Yes. Sure. So I think you should think about the normalized or maybe slightly high, but more normalized now that this is the first quarter that we have 4 full programs in the clinic, and we will continue to have that going forward. So I would think of it as pretty realistic going forward.

Great. And congrats for the order progresses.

Great, thank you.

Thank, I-Eh.

It this concludes our question-and-answer session. And I would like to turn the conference back over to Eliot Forster for any further remarks.

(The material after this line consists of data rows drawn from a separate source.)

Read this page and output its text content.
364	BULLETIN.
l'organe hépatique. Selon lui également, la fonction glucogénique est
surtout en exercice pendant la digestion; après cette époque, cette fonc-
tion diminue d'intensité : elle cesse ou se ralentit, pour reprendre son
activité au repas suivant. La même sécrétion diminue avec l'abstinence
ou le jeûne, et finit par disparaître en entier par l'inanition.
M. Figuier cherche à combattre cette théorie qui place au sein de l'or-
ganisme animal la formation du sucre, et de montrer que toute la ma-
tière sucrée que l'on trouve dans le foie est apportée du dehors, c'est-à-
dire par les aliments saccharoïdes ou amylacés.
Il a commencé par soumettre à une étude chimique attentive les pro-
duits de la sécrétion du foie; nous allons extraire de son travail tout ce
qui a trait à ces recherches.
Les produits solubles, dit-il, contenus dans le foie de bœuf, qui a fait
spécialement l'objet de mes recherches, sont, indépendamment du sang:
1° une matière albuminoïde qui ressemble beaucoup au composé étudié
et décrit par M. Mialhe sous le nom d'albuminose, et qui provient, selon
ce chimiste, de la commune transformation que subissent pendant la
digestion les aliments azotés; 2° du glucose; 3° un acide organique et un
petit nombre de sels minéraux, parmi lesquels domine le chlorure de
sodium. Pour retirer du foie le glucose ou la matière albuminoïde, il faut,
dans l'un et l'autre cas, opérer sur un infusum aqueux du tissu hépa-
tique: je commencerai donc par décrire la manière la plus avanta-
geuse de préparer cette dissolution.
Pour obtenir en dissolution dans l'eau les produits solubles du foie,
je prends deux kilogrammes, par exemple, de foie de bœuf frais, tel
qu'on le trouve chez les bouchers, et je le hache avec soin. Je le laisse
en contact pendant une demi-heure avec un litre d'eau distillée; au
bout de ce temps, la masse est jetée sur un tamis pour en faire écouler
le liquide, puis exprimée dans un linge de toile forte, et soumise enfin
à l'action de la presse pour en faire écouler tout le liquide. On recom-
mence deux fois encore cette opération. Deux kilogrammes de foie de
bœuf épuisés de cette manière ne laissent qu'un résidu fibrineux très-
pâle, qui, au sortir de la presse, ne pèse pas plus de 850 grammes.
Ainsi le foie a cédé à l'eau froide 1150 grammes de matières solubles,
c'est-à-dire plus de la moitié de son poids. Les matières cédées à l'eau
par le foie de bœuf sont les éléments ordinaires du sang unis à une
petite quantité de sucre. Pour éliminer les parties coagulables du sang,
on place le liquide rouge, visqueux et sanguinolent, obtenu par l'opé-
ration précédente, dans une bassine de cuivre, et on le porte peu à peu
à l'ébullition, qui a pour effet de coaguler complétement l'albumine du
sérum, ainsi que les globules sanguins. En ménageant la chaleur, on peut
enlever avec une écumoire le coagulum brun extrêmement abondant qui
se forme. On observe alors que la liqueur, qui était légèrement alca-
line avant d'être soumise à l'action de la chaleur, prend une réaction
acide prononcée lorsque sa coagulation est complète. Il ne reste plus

Great. Well, thanks very much, everyone, for joining, and grateful for the questions. And I hope you'll agree that momentum is with us, and we've had a productive first full quarter as a listed company. In particular, our strengthened financial position ensures we've delivery of our future milestones. I'd like to thank, again, our new and existing investors, all our colleagues who show unwavering dedication to our mission from the lab to the clinic, and of course, the patients and health care professionals who contribute daily to the progress of our clinical trials.

F-star will continue to work to bring medicines to the market that will truly transform the lives of patients with cancer, and we look forward to updating you again in the summer. And with that, thank you very much.

This concludes today's conference call. Thank you for participating. You may now disconnect. Everyone, have a great day.